With the upcoming changes to cred weighting, many devs are riled about the limitations of the props/did-a-thing solutions. At risk of getting ahead of ourselves with the Creditor Design Sprint only weeks away, and hopefully in service to that process, I want to start an “idea soup” thread for imagining how the discord plugin props/did-a-thing solutions could be different. I request that we stay high-level and accessible. I have 2 ideas to put in the soup:
1) Weight Confidence
Currently, a post’s weight is a sum of emojis, which creates strange UX where I might see a post I think is super valuable, but decide not to add an emoji because it already has plenty of emojis that seems like a fair evaluation. This also causes popularity effects, where posts from more popular people are likely to get more cred than a post of equal value from less-popular people.

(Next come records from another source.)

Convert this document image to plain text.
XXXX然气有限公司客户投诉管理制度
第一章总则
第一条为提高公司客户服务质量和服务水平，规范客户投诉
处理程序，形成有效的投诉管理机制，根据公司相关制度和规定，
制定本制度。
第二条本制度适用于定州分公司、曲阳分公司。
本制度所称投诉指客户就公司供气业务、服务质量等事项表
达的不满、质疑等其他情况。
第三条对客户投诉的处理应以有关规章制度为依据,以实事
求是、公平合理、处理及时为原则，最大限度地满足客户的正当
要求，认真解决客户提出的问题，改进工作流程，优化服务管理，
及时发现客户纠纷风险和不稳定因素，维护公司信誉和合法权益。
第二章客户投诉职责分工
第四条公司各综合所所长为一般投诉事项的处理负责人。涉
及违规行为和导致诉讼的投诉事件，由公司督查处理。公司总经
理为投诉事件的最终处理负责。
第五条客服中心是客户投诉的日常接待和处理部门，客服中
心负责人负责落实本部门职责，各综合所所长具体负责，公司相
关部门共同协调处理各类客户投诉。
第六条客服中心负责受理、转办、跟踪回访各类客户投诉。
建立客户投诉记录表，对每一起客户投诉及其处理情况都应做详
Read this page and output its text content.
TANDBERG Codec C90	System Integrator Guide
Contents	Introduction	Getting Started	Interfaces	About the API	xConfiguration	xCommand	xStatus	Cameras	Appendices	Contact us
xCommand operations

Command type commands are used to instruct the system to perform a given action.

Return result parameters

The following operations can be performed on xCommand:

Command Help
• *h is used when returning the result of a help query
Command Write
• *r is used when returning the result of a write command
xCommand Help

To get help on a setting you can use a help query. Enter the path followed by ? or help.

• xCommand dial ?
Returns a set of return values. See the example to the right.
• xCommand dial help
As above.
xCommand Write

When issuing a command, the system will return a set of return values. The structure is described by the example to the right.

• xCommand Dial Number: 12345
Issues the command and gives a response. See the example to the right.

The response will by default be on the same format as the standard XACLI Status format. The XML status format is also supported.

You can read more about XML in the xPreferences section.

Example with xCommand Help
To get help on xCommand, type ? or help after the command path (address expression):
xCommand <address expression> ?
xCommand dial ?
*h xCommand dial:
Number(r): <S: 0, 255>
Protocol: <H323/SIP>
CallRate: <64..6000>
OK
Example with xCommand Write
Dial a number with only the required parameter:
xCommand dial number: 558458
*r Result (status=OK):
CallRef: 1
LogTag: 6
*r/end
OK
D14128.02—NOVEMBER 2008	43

We could instead imagine a plugin where emojis contribute to a “confidence score” for different valuations. Emojis indicate a value estimate, but reactor role and emoji count contribute to a confidence estimate instead of a value estimate. Example A: 1 person uses a “super valuable” emoji, and 10 people use a “somewhat valuable” emoji, and so the system resolves on a slightly-more-than “somewhat valuable” weighting. Example B: 1 person uses a “super valuable” emoji, no one else reacts. The system resolves on “somewhat valuable” because of the low confidence score.
2) Category emojis
We could implement a cultural tool of categorizing contributions with emojis ( for dev work,
for care work). This could be paired with tech tools like cred minting budgets per category, or weights per category. This would also help us build reporting tools that could give us insight into how much of our overall resources goes to different categories, or how much contributors in different categories are getting compensated.